Sunday, September 6, 2009

Day Eight

Did not sleep a wink last night (tonight?) Had a late morning nap then tea with lunch and then diet pepsi with dinner. Total caffeine overload. The night was not a total loss though, as I reaffirmed that I indeed have a most addictive personality. Still sober but binged on not only caffeine but nictotine and food as well. If there is anything bad that I can do to excess, it appears I will! Now why can't I just go back to a few healthy things that I like (reading, writing, laughing, walking) and go at them with abandon? At least I do put my all in playing with my children.

I did like re-watching the movie "Shine" with Geoffrey Rush. Had myself a good boo-hoo and made the decision that I need to once and for all seperate myself from my mother. That movie just clarified for me that a parent can be both loving and toxic. That is my mother. She manages to be quite loving to my children but then again they are quite young.

I had a bout of "I really don't like myself" period this long night. My own annoying voice in my head has many, many times drove me to drink just to shut her up. Then there is the laziness and chronic procrastination. Luckily that line of thinking didn't last long as I had a great idea for a story and did quite a bit of writing. Then again, not finishing projects is another thing I don't like about myself so who knows if that story will ever end up completed.

Oh, oh...not going anywhere good knocking myself around like that. Think I'll stop now.

Friday, September 4, 2009

Day Six

I have made the decision to go back to taking the medication Antabuse. I am not a fan of it because in the past I have decided it was a "cure," and then when the meds ran out or I "forgot" to take it, I would go back to drinking. I was using the Antabuse as a substitute for working a program, going to therapy, etc. But now that I know that nothing takes the place of a true recovery program, I am hoping to have better success. I'll be using the Antabuse to put some time and distance between myself and that last drink while I start a program.

Looks like I will be away from my kids for another couple weeks at least. But the powers that be have decided that I can indeed stay overnight at my mother's house when I go visit them. That's something to look forward to.

Now, I have to work on cleaning myself up and pounding the pavement - time for job hunting which of course totally sucks in this economy. Wish me luck.

Wednesday, September 2, 2009

Day Four

I must have given serious thought to drinking a half dozen times yesterday - each time eventually shrugging it off. I have to remember that there will be cravings, there will be temptations. I have to remember that so as not to get caught off guard.

Yesterday I was told that I will not be allowed to spend the night at the house where my children live. And as I have very little money, I'm now not sure when I can return to Orlando to see them since I don't have a place to stay. I didn't call to speak to them yesterday, the first time in two weeks. I just couldn't bear it. Yes, I put myself in this position. Yes, this is a memory I need to keep at the forefront. Drinking did this. Drinking put miles between myself and my precious children.
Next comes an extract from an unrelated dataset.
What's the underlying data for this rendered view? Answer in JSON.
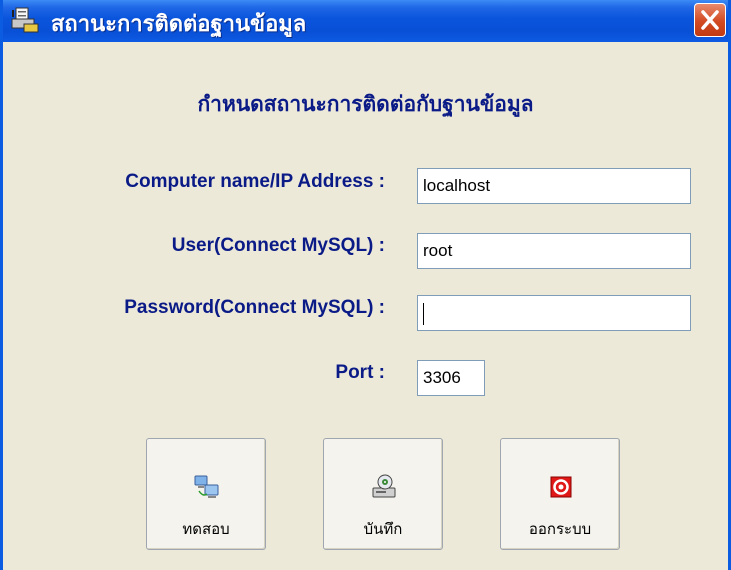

Tuesday, September 1, 2009

Day Three

I am not going to start counting again. I guess this blog will just be about my struggles over a year. I am back at day one again. How many more day ones are left for me? I sincerely hope there aren't any more.
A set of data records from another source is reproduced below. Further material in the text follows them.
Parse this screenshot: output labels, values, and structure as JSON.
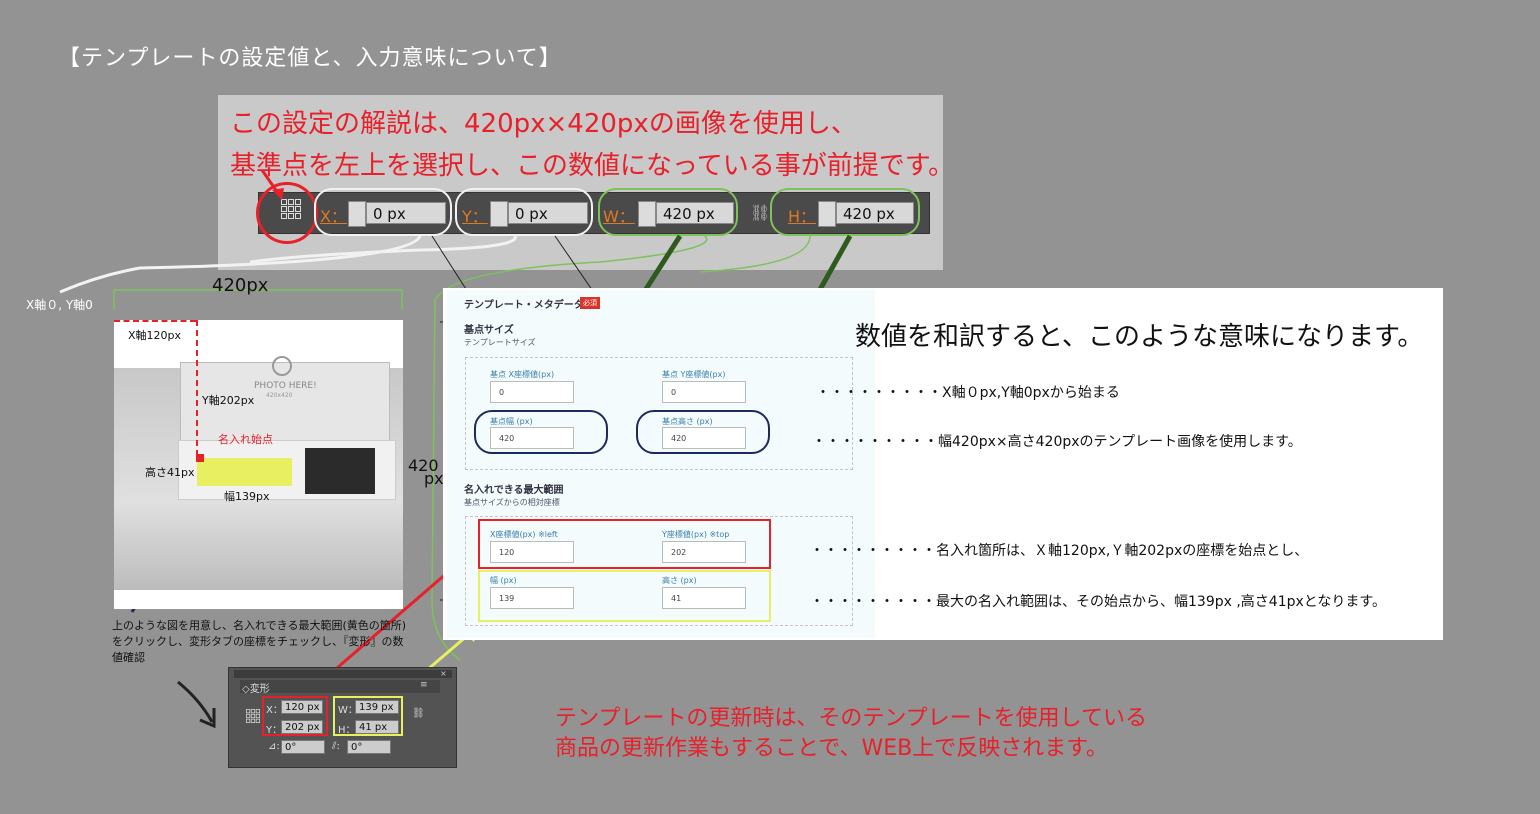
{
  "page_title": "【テンプレートの設定値と、入力意味について】",
  "top_note": {
    "line1": "この設定の解説は、420px×420pxの画像を使用し、",
    "line2": "基準点を左上を選択し、この数値になっている事が前提です。"
  },
  "toolbar": {
    "x_label": "X：",
    "x_value": "0 px",
    "y_label": "Y：",
    "y_value": "0 px",
    "w_label": "W：",
    "w_value": "420 px",
    "h_label": "H：",
    "h_value": "420 px"
  },
  "origin_label": "X軸０, Y軸0",
  "width_label": "420px",
  "height_label_num": "420",
  "height_label_unit": "px",
  "photo": {
    "x_axis": "X軸120px",
    "y_axis": "Y軸202px",
    "start_point": "名入れ始点",
    "height": "高さ41px",
    "width": "幅139px",
    "photo_here": "PHOTO HERE!",
    "photo_sub": "420x420"
  },
  "instruction": "上のような図を用意し、名入れできる最大範囲(黄色の箇所)をクリックし、変形タブの座標をチェックし、『変形』の数値確認",
  "form": {
    "title": "テンプレート・メタデータ",
    "required": "必須",
    "section1": "基点サイズ",
    "section1_sub": "テンプレートサイズ",
    "base_x_label": "基点 X座標値(px)",
    "base_x_value": "0",
    "base_y_label": "基点 Y座標値(px)",
    "base_y_value": "0",
    "base_w_label": "基点幅 (px)",
    "base_w_value": "420",
    "base_h_label": "基点高さ (px)",
    "base_h_value": "420",
    "section2": "名入れできる最大範囲",
    "section2_sub": "基点サイズからの相対座標",
    "x_label": "X座標値(px) ※left",
    "x_value": "120",
    "y_label": "Y座標値(px) ※top",
    "y_value": "202",
    "w_label": "幅 (px)",
    "w_value": "139",
    "h_label": "高さ (px)",
    "h_value": "41"
  },
  "explain": {
    "heading": "数値を和訳すると、このような意味になります。",
    "line1": "・・・・・・・・・X軸０px,Y軸0pxから始まる",
    "line2": "・・・・・・・・・幅420px×高さ420pxのテンプレート画像を使用します。",
    "line3": "・・・・・・・・・名入れ箇所は、Ｘ軸120px,Ｙ軸202pxの座標を始点とし、",
    "line4": "・・・・・・・・・最大の名入れ範囲は、その始点から、幅139px ,高さ41pxとなります。"
  },
  "transform_panel": {
    "tab": "◇変形",
    "x_label": "X：",
    "x_value": "120 px",
    "y_label": "Y：",
    "y_value": "202 px",
    "w_label": "W：",
    "w_value": "139 px",
    "h_label": "H：",
    "h_value": "41 px",
    "angle1": "0°",
    "angle2": "0°"
  },
  "bottom_note": {
    "line1": "テンプレートの更新時は、そのテンプレートを使用している",
    "line2": "商品の更新作業もすることで、WEB上で反映されます。"
  },
  "colors": {
    "red": "#e8202a",
    "green": "#2e5a1e",
    "yellow": "#e6f060",
    "navy": "#1c2a5c"
  }
}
Yesterday I remember making the decision to go to my brother's house. But I have no memory of driving over there or driving back. That's 15 miles of mostly highway and I have no memory of it. My brother is an alcoholic and cocaine addict. We understand each other. We have hope for each other - more hope than we have for ourselves. When will this end? I guess when I have a craving and reach out to God, to a meeting, to friends and not to a bottle.